Due adolescenti, José e Roberto, si recano nei pressi di una palude frequentata da cacciatori. José, il più mite dei due, cade nell'acqua di uno stagno. Roberto dapprima è paralizzato dalla paura; poi si reca in un villaggio vicino per chiedere aiuto. Un gruppo di volontari si reca allo stagno; uno di essi afferra José per i capelli e porge l'altra mano, che in realtà termina in un moncherino, a un altro soccorritore: si forma così una catena di soccorritori che si tengono per mano; Roberto, inebetito, non partecipa al tentativo di salvataggio. La catena diventa progressivamente più lunga, José è ormai quasi uscito dall'acqua quando il contatto fra le mani di due soccorritori si interrompe e la catena di mani si spezza. José cade nuovamente in acqua trascinando con sé anche il soccorritore con cui era direttamente in contatto, l'uomo privo di una mano. Costui, che a sua volta teme di affogare, prega gli altri di "dargli una mano". Ma gli altri soccorritori iniziano a litigare fra di loro rinfacciandosi la causa dell'insuccesso.
La scritta "Fim" (fine) appare sul moncherino dell'anziano soccorritore che grida ripetutamente "datemi una mano". Una scritta avverte che in origine il film finiva in quel punto, ma che la censura pretese un finale ottimista. Roberto si scuote dal suo torpore, afferra l'anziano soccorritore per un braccio dando inizio a una nuova catena. José è tratto nuovamente fuori dall'acqua; qualcuno, riferendosi a José, grida che il ragazzo è vivo.
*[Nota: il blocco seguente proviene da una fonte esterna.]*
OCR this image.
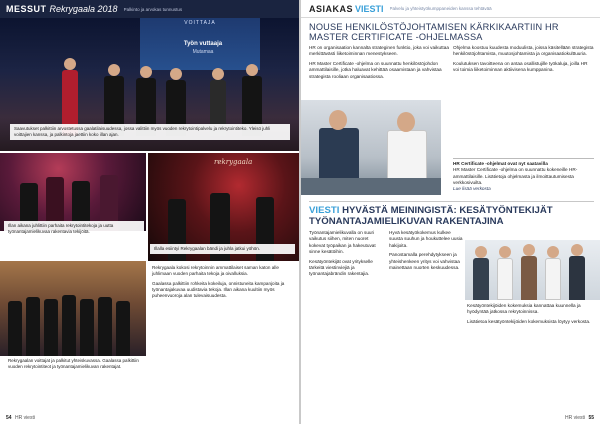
MESSUT Rekrygaala 2018 Palkinto ja arvokas tunnustus
VOITTAJA
Työn vuttaaja
Mutamaa
Saavutukset palkittiin arvostetussa gaalatilaisuudessa, jossa valittiin myös vuoden rekrytointipalvelu ja rekrytointiteko. Yleisö juhli voittajien kanssa, ja palkintoja jaettiin koko illan ajan.
Illan aikana juhlittiin parhaita rekrytointitekoja ja uutta työnantajamielikuvaa rakentavia tekijöitä.
rekrygaala
Illalla esiintyi Rekrygaalan bändi ja juhla jatkui yöhön.
Rekrygaalan voittajat ja palkitut yhteiskuvassa. Gaalassa palkittiin vuoden rekrytointiteot ja työnantajamielikuvan rakentajat.

Rekrygaala kokosi rekrytoinnin ammattilaiset saman katon alle juhlimaan vuoden parhaita tekoja ja oivalluksia.

Gaalassa palkittiin rohkeita kokeiluja, onnistuneita kampanjoita ja työnantajakuvaa uudistavia tekoja. Illan aikana kuultiin myös puheenvuoroja alan tulevaisuudesta.

54 HR viesti
ASIAKAS VIESTI Palvelu ja yhteistyökumppaneiden kanssa tehtävää
NOUSE HENKILÖSTÖJOHTAMISEN KÄRKIKAARTIIN HR MASTER CERTIFICATE -OHJELMASSA

HR on organisaation kannalta strateginen funktio, joka voi vaikuttaa merkittävästi liiketoiminnan menestykseen.

HR Master Certificate -ohjelma on suunnattu henkilöstöjohdon ammattilaisille, jotka haluavat kehittää osaamistaan ja vahvistaa strategista rooliaan organisaatiossa.

Ohjelma koostuu kuudesta moduulista, joissa käsitellään strategista henkilöstöjohtamista, muutosjohtamista ja organisaatiokulttuuria.

Koulutuksen tavoitteena on antaa osallistujille työkaluja, joilla HR voi toimia liiketoiminnan aktiivisena kumppanina.

HR Certificate -ohjelmat ovat nyt saatavilla
HR Master Certificate -ohjelma on suunnattu kokeneille HR-ammattilaisille. Lisätietoja ohjelmasta ja ilmoittautumisesta verkkosivuilta.
Lue lisää verkosta
VIESTI HYVÄSTÄ MEININGISTÄ: KESÄTYÖNTEKIJÄT TYÖNANTAJAMIELIKUVAN RAKENTAJINA

Työnantajamielikuvalla on suuri vaikutus siihen, miten nuoret kokevat työpaikan ja hakeutuvat sinne kesätöihin.

Kesätyöntekijät ovat yritykselle tärkeitä viestinviejiä ja työnantajabrändin rakentajia.

Hyvä kesätyökokemus kulkee suusta suuhun ja houkuttelee uusia hakijoita.

Panostamalla perehdytykseen ja yhteishenkeen yritys voi vahvistaa mainettaan nuorten keskuudessa.

Kesätyöntekijöiden kokemuksia kannattaa kuunnella ja hyödyntää jatkossa rekrytoinnissa.

Lisätietoa kesätyöntekijöiden kokemuksista löytyy verkosta.

HR viesti 55
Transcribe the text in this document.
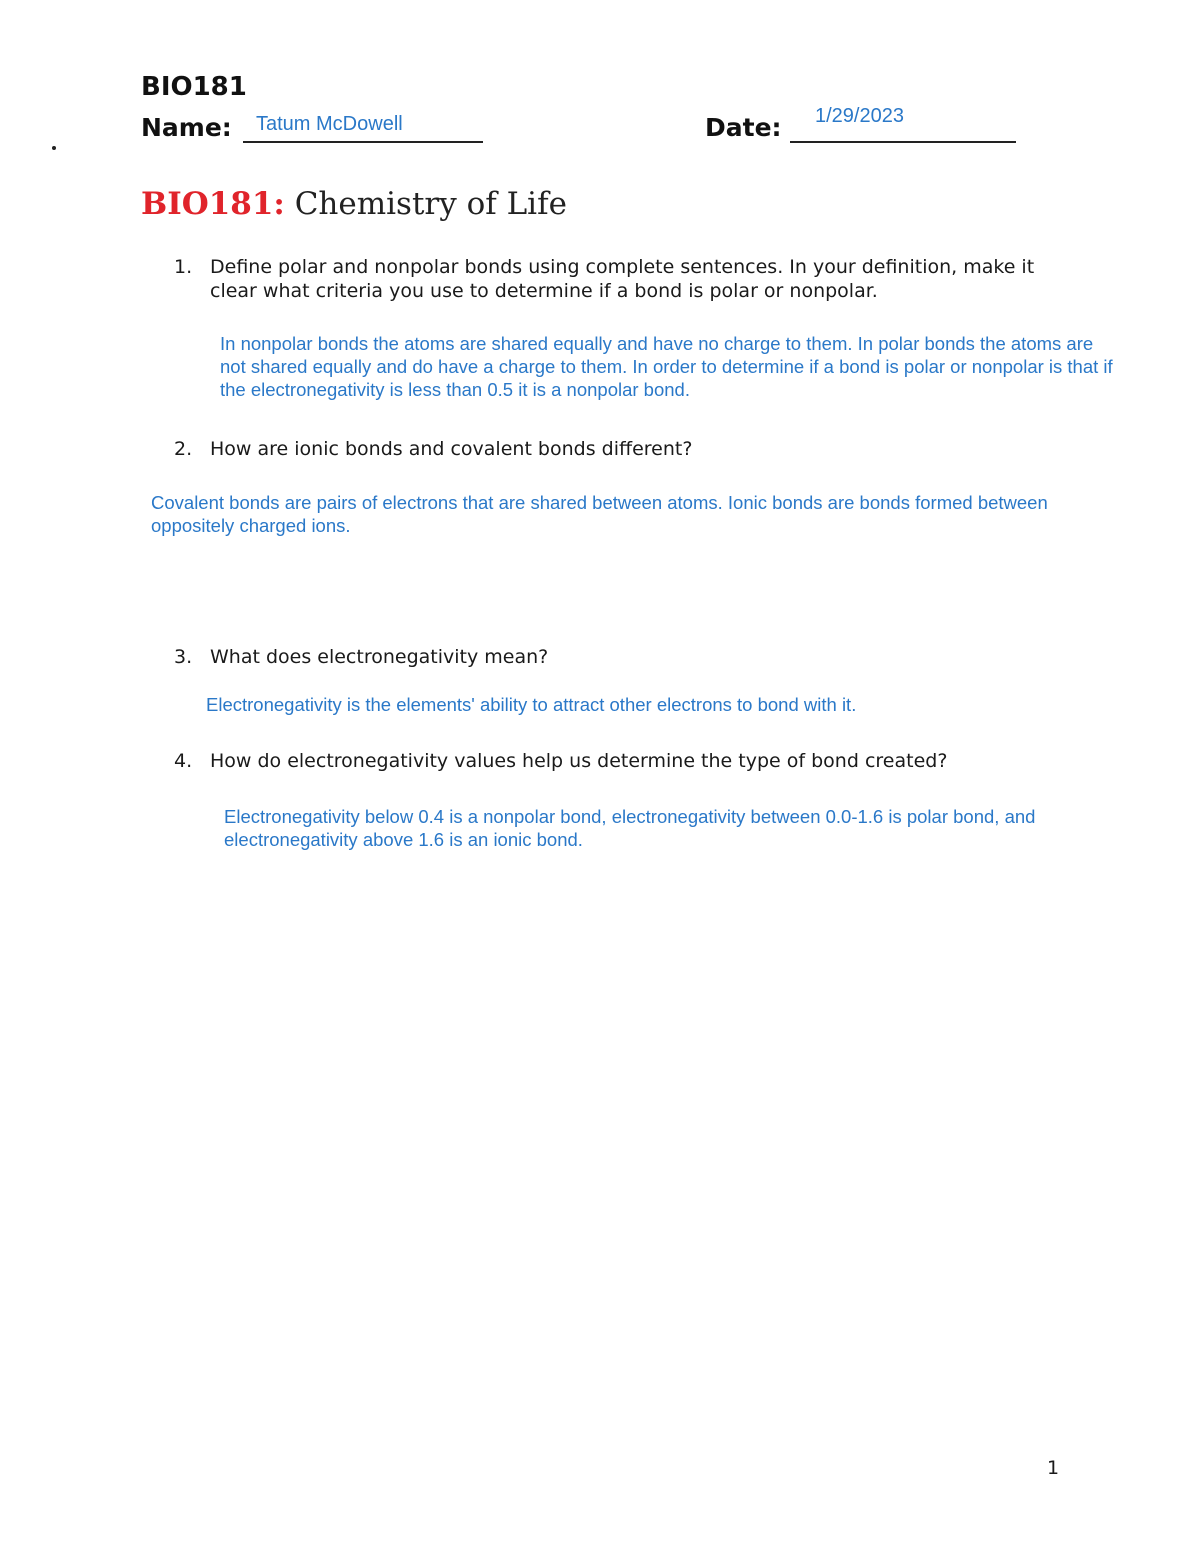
BIO181
Name: Tatum McDowell	Date: 1/29/2023
BIO181: Chemistry of Life
1. Define polar and nonpolar bonds using complete sentences. In your definition, make it clear what criteria you use to determine if a bond is polar or nonpolar.
In nonpolar bonds the atoms are shared equally and have no charge to them. In polar bonds the atoms are not shared equally and do have a charge to them. In order to determine if a bond is polar or nonpolar is that if the electronegativity is less than 0.5 it is a nonpolar bond.
2. How are ionic bonds and covalent bonds different?
Covalent bonds are pairs of electrons that are shared between atoms. Ionic bonds are bonds formed between oppositely charged ions.
3. What does electronegativity mean?
Electronegativity is the elements' ability to attract other electrons to bond with it.
4. How do electronegativity values help us determine the type of bond created?
Electronegativity below 0.4 is a nonpolar bond, electronegativity between 0.0-1.6 is polar bond, and electronegativity above 1.6 is an ionic bond.
1
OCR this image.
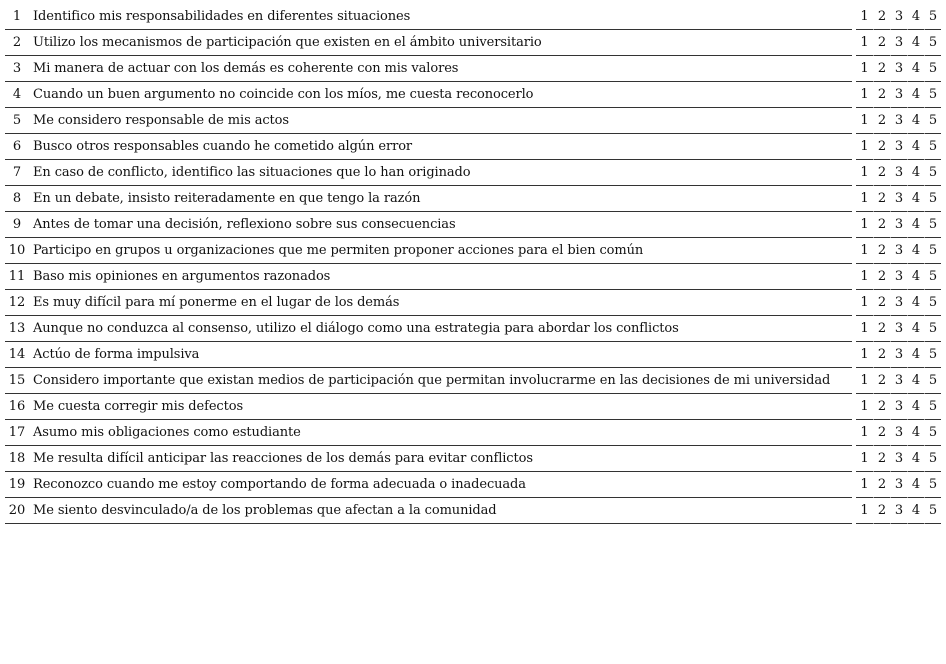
1	Identifico mis responsabilidades en diferentes situaciones		1	2	3	4	5
2	Utilizo los mecanismos de participación que existen en el ámbito universitario		1	2	3	4	5
3	Mi manera de actuar con los demás es coherente con mis valores		1	2	3	4	5
4	Cuando un buen argumento no coincide con los míos, me cuesta reconocerlo		1	2	3	4	5
5	Me considero responsable de mis actos		1	2	3	4	5
6	Busco otros responsables cuando he cometido algún error		1	2	3	4	5
7	En caso de conflicto, identifico las situaciones que lo han originado		1	2	3	4	5
8	En un debate, insisto reiteradamente en que tengo la razón		1	2	3	4	5
9	Antes de tomar una decisión, reflexiono sobre sus consecuencias		1	2	3	4	5
10	Participo en grupos u organizaciones que me permiten proponer acciones para el bien común		1	2	3	4	5
11	Baso mis opiniones en argumentos razonados		1	2	3	4	5
12	Es muy difícil para mí ponerme en el lugar de los demás		1	2	3	4	5
13	Aunque no conduzca al consenso, utilizo el diálogo como una estrategia para abordar los conflictos		1	2	3	4	5
14	Actúo de forma impulsiva		1	2	3	4	5
15	Considero importante que existan medios de participación que permitan involucrarme en las decisiones de mi universidad		1	2	3	4	5
16	Me cuesta corregir mis defectos		1	2	3	4	5
17	Asumo mis obligaciones como estudiante		1	2	3	4	5
18	Me resulta difícil anticipar las reacciones de los demás para evitar conflictos		1	2	3	4	5
19	Reconozco cuando me estoy comportando de forma adecuada o inadecuada		1	2	3	4	5
20	Me siento desvinculado/a de los problemas que afectan a la comunidad		1	2	3	4	5
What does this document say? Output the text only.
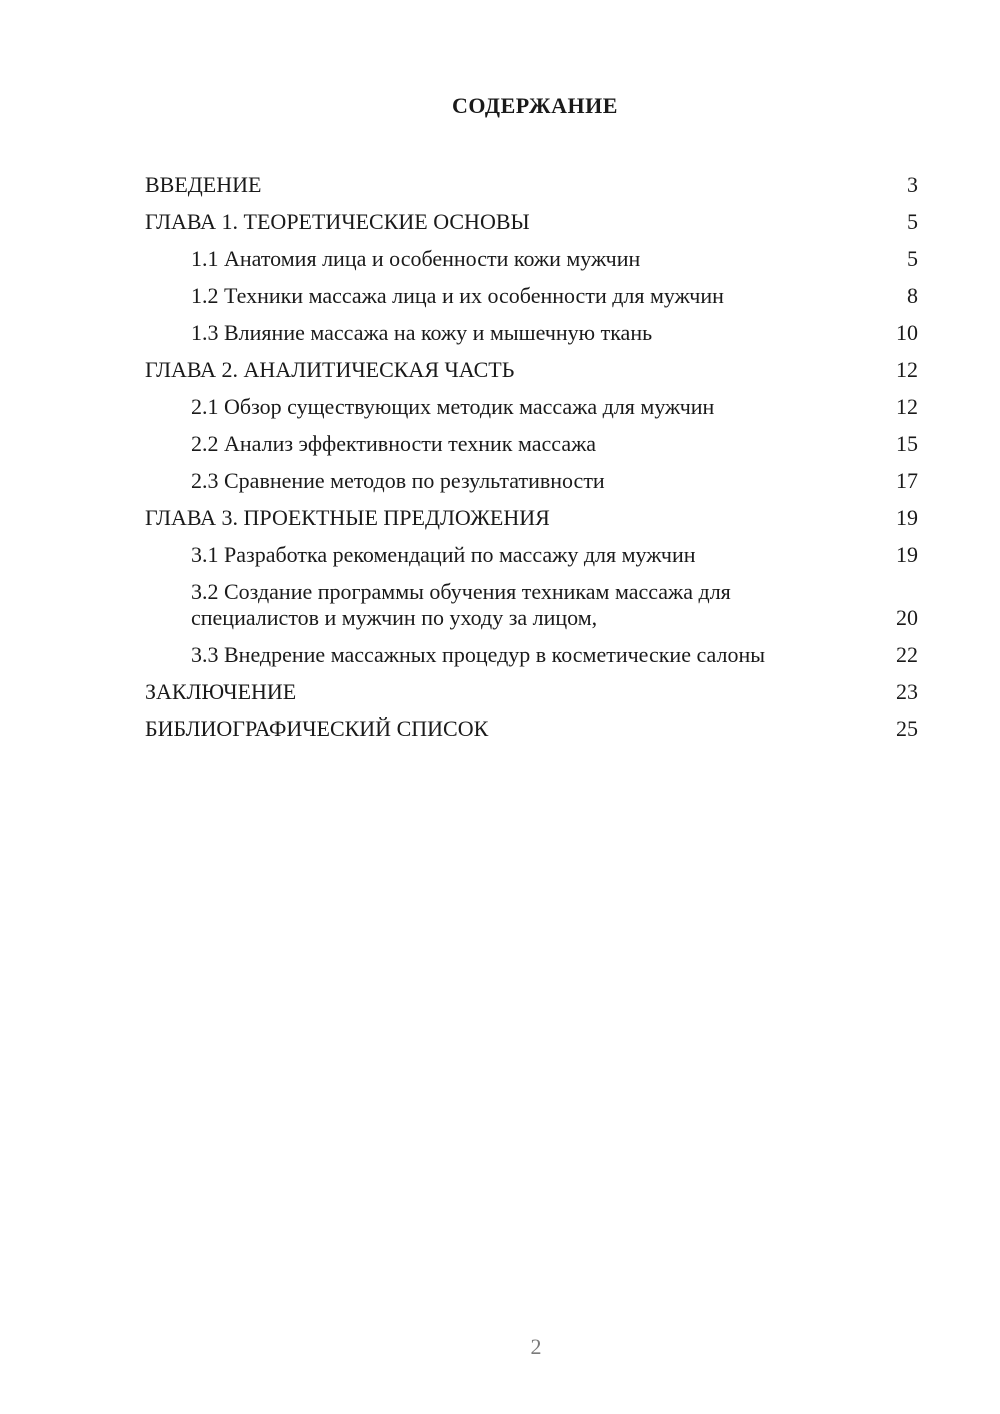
СОДЕРЖАНИЕ
ВВЕДЕНИЕ	3
ГЛАВА 1. ТЕОРЕТИЧЕСКИЕ ОСНОВЫ	5
1.1 Анатомия лица и особенности кожи мужчин	5
1.2 Техники массажа лица и их особенности для мужчин	8
1.3 Влияние массажа на кожу и мышечную ткань	10
ГЛАВА 2. АНАЛИТИЧЕСКАЯ ЧАСТЬ	12
2.1 Обзор существующих методик массажа для мужчин	12
2.2 Анализ эффективности техник массажа	15
2.3 Сравнение методов по результативности	17
ГЛАВА 3. ПРОЕКТНЫЕ ПРЕДЛОЖЕНИЯ	19
3.1 Разработка рекомендаций по массажу для мужчин	19
3.2 Создание программы обучения техникам массажа для специалистов и мужчин по уходу за лицом,	20
3.3 Внедрение массажных процедур в косметические салоны	22
ЗАКЛЮЧЕНИЕ	23
БИБЛИОГРАФИЧЕСКИЙ СПИСОК	25
2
Nel libro Il cinema vuol dire Porro-Turroni mettono le scene delle sabbie mobili, dove finisce José, tra gli stereotipi del cinema, e, secondo Maurizio Porro, uno stereotipo è «l'amore per il cinema che va al di là dell'autore singolo: è come una lingua nuova che si impara».[1] Nel film, in effetti, «la componente documentaria, sociologica, si affianca a quella astratta, simbolica e ideologica».[2] Attraverso questo linguaggio cinematografico, secondo Randal Johnson, A Caça, insieme a Atto di primavera o Aniki Bóbó non sono film direttamente politici, ma, piuttosto, sollevano la questione dell'autoritarismo e della violenza nel mondo moderno e il bisogno di solidarietà e, in tale modo, possono essere visti molti dei film successivi del regista.[3]